Мне ветер среднерусский вдруг подскажет,
Что он потомок галилейских бризов;
Архангельская стружка пахнет так же,
Как стружка вифлеемских кипарисов.
ВЕСЕННИЙ ЛЕС
Лес потемнел за пару теплых дней
И дышит легче, словно разбинтованный.
Парит земля, и первый соловей
Коленцами бравирует взволнованно.
Еще природа кисти не взяла
И серое цветами не разбавила.
Тон у природы — пепел и зола;
Лишь небо — исключение из правила.
С небес апрельских солнечный ковчег
Пронизывает светом дни весенние...
И доживает по низинам снег
Своей судьбы последние мгновения.
БОЛЬШИЕ ЛУЖИ
Посреди большой равнины, меж лугов и рощиц, где-то
За сто первым километром Ярославского шоссе,
По селу Большие Лужи бродит северное лето,
Утопая в разнотравье и в серебряной росе.
Там сегодня правит балом благодатный день субботний.
Тишина: не пилят пилы, не колотят топоры.
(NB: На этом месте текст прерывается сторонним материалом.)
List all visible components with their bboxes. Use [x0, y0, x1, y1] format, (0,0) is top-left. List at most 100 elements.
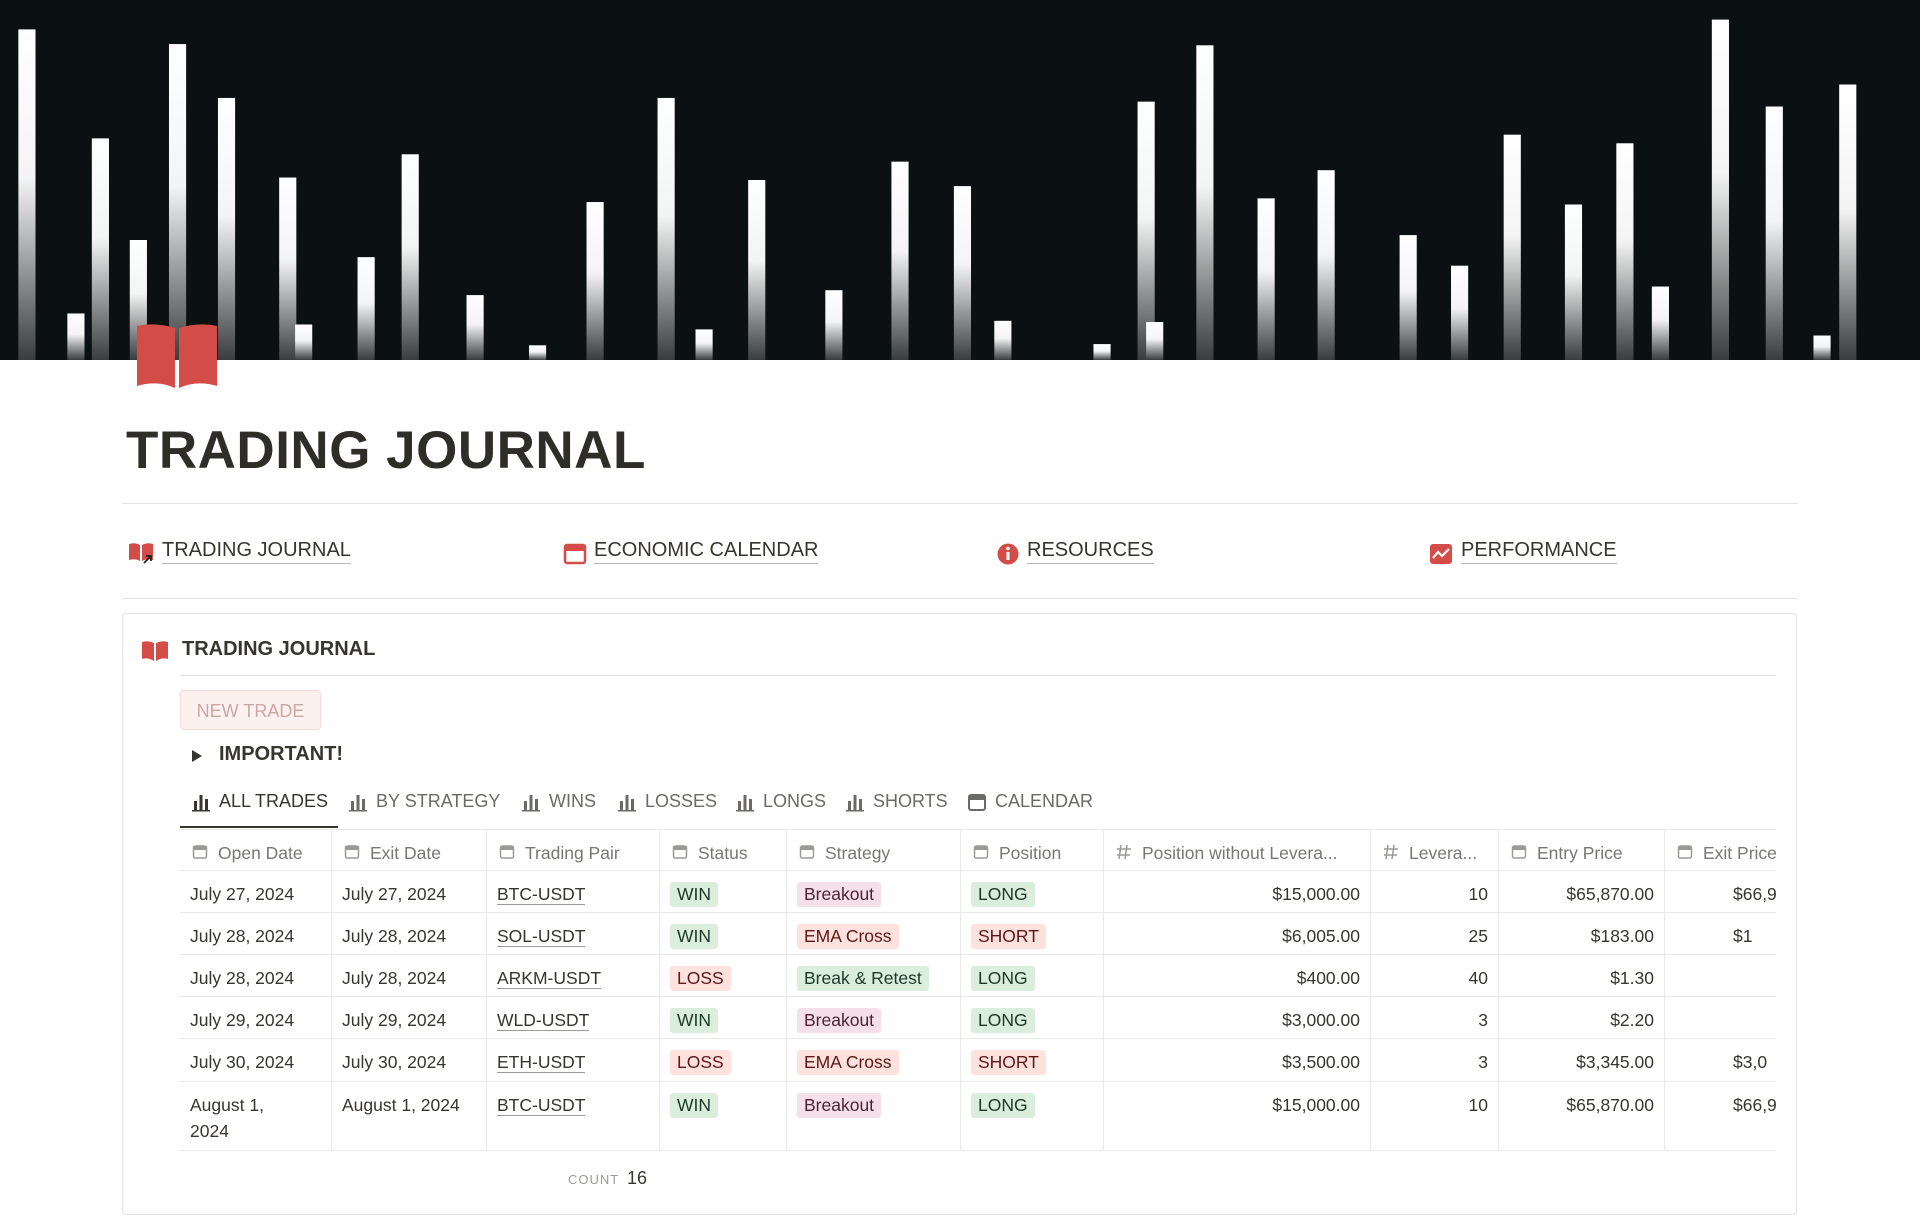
table-cell: LONG — [961, 997, 1104, 1039]
cell-text: August 1, 2024 — [342, 1095, 460, 1115]
view-tab[interactable]: WINS — [549, 791, 596, 811]
column-header: Trading Pair — [487, 829, 660, 871]
table-cell: LOSS — [660, 955, 787, 997]
table-cell: August 1, 2024 — [180, 1082, 332, 1151]
column-icon — [672, 845, 688, 859]
cell-text: $66,9 — [1733, 884, 1776, 904]
table-cell: July 30, 2024 — [180, 1039, 332, 1082]
banner-bar — [891, 161, 909, 360]
banner-bar — [1839, 84, 1857, 360]
table-cell: $65,870.00 — [1499, 871, 1665, 913]
trade-link[interactable]: ARKM-USDT — [497, 968, 602, 989]
table-cell — [1665, 997, 1776, 1039]
column-header: Levera... — [1371, 829, 1499, 871]
table-cell: SHORT — [961, 913, 1104, 955]
column-icon — [499, 845, 515, 859]
cell-text: July 28, 2024 — [342, 926, 447, 946]
view-tab[interactable]: BY STRATEGY — [376, 791, 501, 811]
cell-text: July 29, 2024 — [342, 1010, 447, 1030]
cell-text: 40 — [1468, 968, 1488, 988]
nav-link[interactable]: RESOURCES — [1027, 539, 1154, 564]
divider — [122, 598, 1798, 599]
view-tab[interactable]: LOSSES — [645, 791, 718, 811]
banner-bar — [953, 186, 972, 360]
cell-text: 3 — [1478, 1010, 1488, 1030]
tag: LONG — [971, 882, 1035, 907]
table-cell: $1.30 — [1499, 955, 1665, 997]
banner-bar — [466, 295, 484, 360]
table-cell: BTC-USDT — [487, 871, 660, 913]
cell-text: 25 — [1468, 926, 1488, 946]
banner-bar — [357, 257, 375, 360]
active-tab-underline — [180, 826, 338, 828]
view-tab[interactable]: CALENDAR — [995, 791, 1094, 811]
tag: Breakout — [797, 1008, 882, 1033]
banner-bar — [1257, 198, 1275, 360]
cell-text: July 30, 2024 — [190, 1052, 295, 1072]
table-cell: July 28, 2024 — [332, 955, 487, 997]
banner-bar — [1399, 235, 1417, 360]
table-cell: SOL-USDT — [487, 913, 660, 955]
tag: WIN — [670, 1093, 719, 1118]
count-label: COUNT — [568, 1172, 620, 1187]
view-tab[interactable]: SHORTS — [873, 791, 948, 811]
banner-bar — [1137, 101, 1155, 360]
nav-link[interactable]: TRADING JOURNAL — [162, 539, 351, 564]
cell-text: $65,870.00 — [1566, 884, 1654, 904]
trade-link[interactable]: ETH-USDT — [497, 1052, 586, 1073]
view-tab[interactable]: LONGS — [763, 791, 827, 811]
tab-icon — [522, 795, 540, 812]
banner-bar — [994, 320, 1012, 360]
column-label: Position without Levera... — [1142, 843, 1338, 863]
column-icon — [1384, 844, 1398, 860]
database-icon — [142, 641, 168, 661]
banner-bar — [748, 180, 766, 360]
table-cell: July 27, 2024 — [332, 871, 487, 913]
banner-bar — [1317, 170, 1335, 360]
table-cell: 25 — [1371, 913, 1499, 955]
column-label: Levera... — [1409, 843, 1478, 863]
trade-link[interactable]: SOL-USDT — [497, 926, 586, 947]
banner-bar — [1146, 322, 1164, 360]
nav-link[interactable]: PERFORMANCE — [1461, 539, 1617, 564]
table-cell: July 28, 2024 — [180, 913, 332, 955]
column-label: Entry Price — [1537, 843, 1623, 863]
banner-bar — [1503, 134, 1521, 360]
tag: LOSS — [670, 966, 731, 991]
new-trade-button[interactable]: NEW TRADE — [180, 690, 321, 730]
banner-bar — [168, 44, 187, 360]
tag: Breakout — [797, 1093, 882, 1118]
table-cell: WLD-USDT — [487, 997, 660, 1039]
cell-text: $3,000.00 — [1282, 1010, 1360, 1030]
toggle-heading[interactable]: IMPORTANT! — [219, 743, 344, 765]
tag: EMA Cross — [797, 924, 899, 949]
table-cell: ARKM-USDT — [487, 955, 660, 997]
banner-bar — [217, 97, 236, 360]
nav-link[interactable]: ECONOMIC CALENDAR — [594, 539, 819, 564]
cell-text: $2.20 — [1610, 1010, 1654, 1030]
view-tab[interactable]: ALL TRADES — [219, 791, 329, 811]
table-cell: July 30, 2024 — [332, 1039, 487, 1082]
tag: Break & Retest — [797, 966, 929, 991]
tag: Breakout — [797, 882, 882, 907]
banner-bar — [1813, 335, 1831, 360]
banner-bar — [1651, 286, 1669, 360]
banner-bar — [67, 313, 85, 360]
banner-bar — [1711, 19, 1729, 360]
tag: EMA Cross — [797, 1050, 899, 1075]
trade-link[interactable]: WLD-USDT — [497, 1010, 590, 1031]
column-icon — [973, 845, 989, 859]
tag: SHORT — [971, 1050, 1046, 1075]
tab-icon — [846, 795, 864, 812]
divider — [180, 675, 1776, 676]
cell-text: 3 — [1478, 1052, 1488, 1072]
banner-bar — [1196, 45, 1214, 360]
divider — [122, 503, 1798, 504]
trade-link[interactable]: BTC-USDT — [497, 884, 586, 905]
table-cell: LONG — [961, 871, 1104, 913]
column-header: Strategy — [787, 829, 961, 871]
banner-bar — [1451, 265, 1469, 360]
banner-bar — [695, 329, 713, 360]
trade-link[interactable]: BTC-USDT — [497, 1095, 586, 1116]
toggle-arrow[interactable] — [191, 749, 203, 763]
Добродушно смотрит даже местный пес из подворотни,
Разомлевший от обеда и полуденной жары.
Варится в тазах варенье из клубники и черники,
А у речки топят бани: вот священный ритуал!
После бани все селяне, словно боги, яснолики,
Даже древний дед Данилыч молодым и бравым стал.
Знать, ему сегодня бабка разрешит купить чекушку.
По субботам это свято, за полвека заслужил:
Был покладистым и добрым, обожал свою старушку
И хозяйствовал исправно, не жалея дней и сил.
Дух распаренный, сосновый с ветерком летит из леса;
На дороге, под ногами, россыпь из коровьих мин.
После принятой поллитры вдоль «Бродвея» куролесит
Местный столяр дядя Веня по прозванью «Витамин».
В общем, всё идет как надо, без дефолтов и эксцессов;
Где-то там, за косогором — кризис, пробки и безнал...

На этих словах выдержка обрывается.